Social media is allowing people to engage with strangers, often on an anonymous basis. This gives them much more power over politicians, because they can find out if there is sufficient support to oppose what the politicians are proposing. his will have a profound effect on politics, as it requires politicians to engage with and represent the people. This will turn politicians, whether elected or aristocratic, into servants of the people, greatly increasing democracy.

Gak Guksays:

This is not new

Here’s another story with Turkish PM and the internet:

On February 19th, a Youtuber with the username Said Tutar, uploaded a video consisting entirely of clips from several speeches given by the Turkish prime minister Recep Tayyip Erdogan. The individual clips are completely unedited, spoken by the prime minister himself and accompanied by no commentary whatsoever.

The clips demonstrate without any room for doubt that Erdogan categorically contradicted himself over and over on vitally important political issues ranging from whether the Turkish government should negotiate with the leaders of the Kurdish separatist movement PKK, to whether European Union is a ?league of Catholic States? that predominantly Muslim Turkey has no business becoming a member of.

Before being blocked for access in Turkey on Feb 28th by Youtube ?due to a legal complaint from the [Turkish] government?, the video and its mirrors went viral very quickly, links flooding various social media sites including Facebook and Tweeter.
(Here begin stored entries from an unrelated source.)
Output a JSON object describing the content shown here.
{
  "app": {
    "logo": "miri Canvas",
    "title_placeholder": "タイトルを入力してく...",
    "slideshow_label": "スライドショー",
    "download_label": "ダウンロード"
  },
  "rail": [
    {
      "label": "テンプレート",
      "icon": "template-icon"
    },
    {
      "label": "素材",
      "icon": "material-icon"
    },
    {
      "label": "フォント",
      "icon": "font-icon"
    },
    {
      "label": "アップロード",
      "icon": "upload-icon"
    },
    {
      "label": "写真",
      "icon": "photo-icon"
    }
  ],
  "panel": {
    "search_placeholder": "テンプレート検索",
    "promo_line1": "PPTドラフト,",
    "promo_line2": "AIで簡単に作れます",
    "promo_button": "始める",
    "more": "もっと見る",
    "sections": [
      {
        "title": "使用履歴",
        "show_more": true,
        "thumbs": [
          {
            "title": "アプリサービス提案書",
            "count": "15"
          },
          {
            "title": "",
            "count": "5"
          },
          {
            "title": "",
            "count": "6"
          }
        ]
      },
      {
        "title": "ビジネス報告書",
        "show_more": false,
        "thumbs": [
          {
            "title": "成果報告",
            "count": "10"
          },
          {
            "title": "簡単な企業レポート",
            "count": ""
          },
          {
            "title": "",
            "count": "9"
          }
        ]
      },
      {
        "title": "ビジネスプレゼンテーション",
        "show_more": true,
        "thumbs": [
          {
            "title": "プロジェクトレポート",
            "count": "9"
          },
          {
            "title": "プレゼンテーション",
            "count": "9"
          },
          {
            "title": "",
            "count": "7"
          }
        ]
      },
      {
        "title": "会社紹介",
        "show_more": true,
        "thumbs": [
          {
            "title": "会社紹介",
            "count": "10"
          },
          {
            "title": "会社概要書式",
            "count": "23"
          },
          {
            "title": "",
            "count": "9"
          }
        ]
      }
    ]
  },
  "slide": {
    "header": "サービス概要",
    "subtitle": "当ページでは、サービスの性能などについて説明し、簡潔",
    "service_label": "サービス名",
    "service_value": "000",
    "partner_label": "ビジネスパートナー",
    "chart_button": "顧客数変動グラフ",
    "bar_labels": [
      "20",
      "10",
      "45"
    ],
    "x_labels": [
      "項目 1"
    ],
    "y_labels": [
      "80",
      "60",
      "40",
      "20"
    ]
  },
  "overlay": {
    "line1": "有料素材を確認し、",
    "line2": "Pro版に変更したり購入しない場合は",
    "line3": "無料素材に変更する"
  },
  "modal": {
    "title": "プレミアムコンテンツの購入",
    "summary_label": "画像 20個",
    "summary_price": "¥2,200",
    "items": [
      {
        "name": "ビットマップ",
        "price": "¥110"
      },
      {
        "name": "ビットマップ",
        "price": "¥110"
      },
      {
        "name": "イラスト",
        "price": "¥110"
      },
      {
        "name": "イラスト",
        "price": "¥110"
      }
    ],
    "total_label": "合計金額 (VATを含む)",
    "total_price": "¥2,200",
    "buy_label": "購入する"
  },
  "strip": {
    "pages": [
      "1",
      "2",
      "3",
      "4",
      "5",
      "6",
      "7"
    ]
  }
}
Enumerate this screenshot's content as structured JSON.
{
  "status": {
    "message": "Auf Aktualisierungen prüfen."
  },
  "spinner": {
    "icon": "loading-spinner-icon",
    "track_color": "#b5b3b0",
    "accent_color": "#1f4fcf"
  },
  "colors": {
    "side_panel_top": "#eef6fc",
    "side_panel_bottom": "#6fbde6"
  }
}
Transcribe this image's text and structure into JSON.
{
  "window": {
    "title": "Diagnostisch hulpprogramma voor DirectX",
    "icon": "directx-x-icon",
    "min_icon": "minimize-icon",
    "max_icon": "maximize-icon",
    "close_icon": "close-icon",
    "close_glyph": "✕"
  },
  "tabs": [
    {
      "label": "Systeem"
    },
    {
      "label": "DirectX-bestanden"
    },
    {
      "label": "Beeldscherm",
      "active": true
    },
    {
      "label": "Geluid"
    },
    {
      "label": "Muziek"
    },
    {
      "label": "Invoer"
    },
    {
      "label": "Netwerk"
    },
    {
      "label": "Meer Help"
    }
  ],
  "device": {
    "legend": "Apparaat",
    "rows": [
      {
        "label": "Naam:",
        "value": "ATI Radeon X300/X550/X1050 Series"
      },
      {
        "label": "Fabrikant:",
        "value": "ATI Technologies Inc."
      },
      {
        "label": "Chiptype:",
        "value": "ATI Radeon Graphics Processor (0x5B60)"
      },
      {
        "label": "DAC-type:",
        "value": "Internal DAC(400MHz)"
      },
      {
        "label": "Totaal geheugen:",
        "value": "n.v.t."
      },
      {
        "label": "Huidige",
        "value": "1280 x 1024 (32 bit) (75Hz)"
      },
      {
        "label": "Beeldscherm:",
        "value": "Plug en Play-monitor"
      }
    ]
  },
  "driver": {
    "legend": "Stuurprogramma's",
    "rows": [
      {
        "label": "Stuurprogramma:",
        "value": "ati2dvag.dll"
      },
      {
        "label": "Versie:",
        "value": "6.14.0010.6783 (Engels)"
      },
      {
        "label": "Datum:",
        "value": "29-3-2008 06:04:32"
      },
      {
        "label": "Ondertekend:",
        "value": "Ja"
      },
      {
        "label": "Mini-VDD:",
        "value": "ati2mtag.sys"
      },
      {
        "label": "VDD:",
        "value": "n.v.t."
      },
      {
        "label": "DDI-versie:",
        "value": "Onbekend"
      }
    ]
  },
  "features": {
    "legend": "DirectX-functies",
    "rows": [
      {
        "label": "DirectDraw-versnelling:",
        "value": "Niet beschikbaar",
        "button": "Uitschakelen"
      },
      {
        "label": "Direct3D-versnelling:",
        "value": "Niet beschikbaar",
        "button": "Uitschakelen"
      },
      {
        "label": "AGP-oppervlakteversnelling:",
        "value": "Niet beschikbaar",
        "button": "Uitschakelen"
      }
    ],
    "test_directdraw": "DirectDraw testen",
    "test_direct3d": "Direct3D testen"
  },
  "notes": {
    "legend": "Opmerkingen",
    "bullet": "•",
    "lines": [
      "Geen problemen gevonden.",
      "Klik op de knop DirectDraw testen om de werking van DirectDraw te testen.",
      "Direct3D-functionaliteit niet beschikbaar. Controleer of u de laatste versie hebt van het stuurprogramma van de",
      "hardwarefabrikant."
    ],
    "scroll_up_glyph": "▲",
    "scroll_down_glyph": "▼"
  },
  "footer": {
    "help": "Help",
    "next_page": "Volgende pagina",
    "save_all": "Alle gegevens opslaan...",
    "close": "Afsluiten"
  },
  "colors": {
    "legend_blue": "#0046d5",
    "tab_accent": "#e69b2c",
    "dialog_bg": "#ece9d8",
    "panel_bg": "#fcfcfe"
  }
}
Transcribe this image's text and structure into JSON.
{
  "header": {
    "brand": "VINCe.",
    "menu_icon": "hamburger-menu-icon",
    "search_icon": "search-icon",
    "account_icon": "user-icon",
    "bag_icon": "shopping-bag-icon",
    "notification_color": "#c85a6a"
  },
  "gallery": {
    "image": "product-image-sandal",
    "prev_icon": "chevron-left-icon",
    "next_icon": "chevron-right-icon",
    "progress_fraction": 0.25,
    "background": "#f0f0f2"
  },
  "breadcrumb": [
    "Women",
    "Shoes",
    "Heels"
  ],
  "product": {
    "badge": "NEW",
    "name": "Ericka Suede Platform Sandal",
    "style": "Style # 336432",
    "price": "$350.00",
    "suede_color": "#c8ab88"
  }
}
The role of social media was especially important, because the prime minister’s party AKP has recently silenced virtually all opposition from the conventional media sources by imprisoning scores of dissenting journalists and intellectuals. In the absence of criticism from conventional media, Turkey is in danger of sliding into a police state, evident from the fact that relatively recent clash between the leftist student protesters from the Middle Eastern Technical University and some 3000 police officers accompanying the prime minister during his every domestic visit. The average Turk’s ability to find a dissenting voice on Youtube and social media is arguably the last thread the only predominantly Muslim secular democracy of the world is hanging by.

In this light, it is highly worrisome and puzzling that Youtube has chosen to collaborate with the Turkish government to help its efforts to silence dissent. Despite its rocky road to democracy through the second half of the 20th century and its mixed human rights record, the Turkish state has been the beacon of hope in the middle of a geography of fundamentalism and oppression. If the West lets Turkish democracy degenerate into a theocratic dictatorship the prime minister apparently envisions, it will lose a valuable ally in its struggle with Islamist extremism.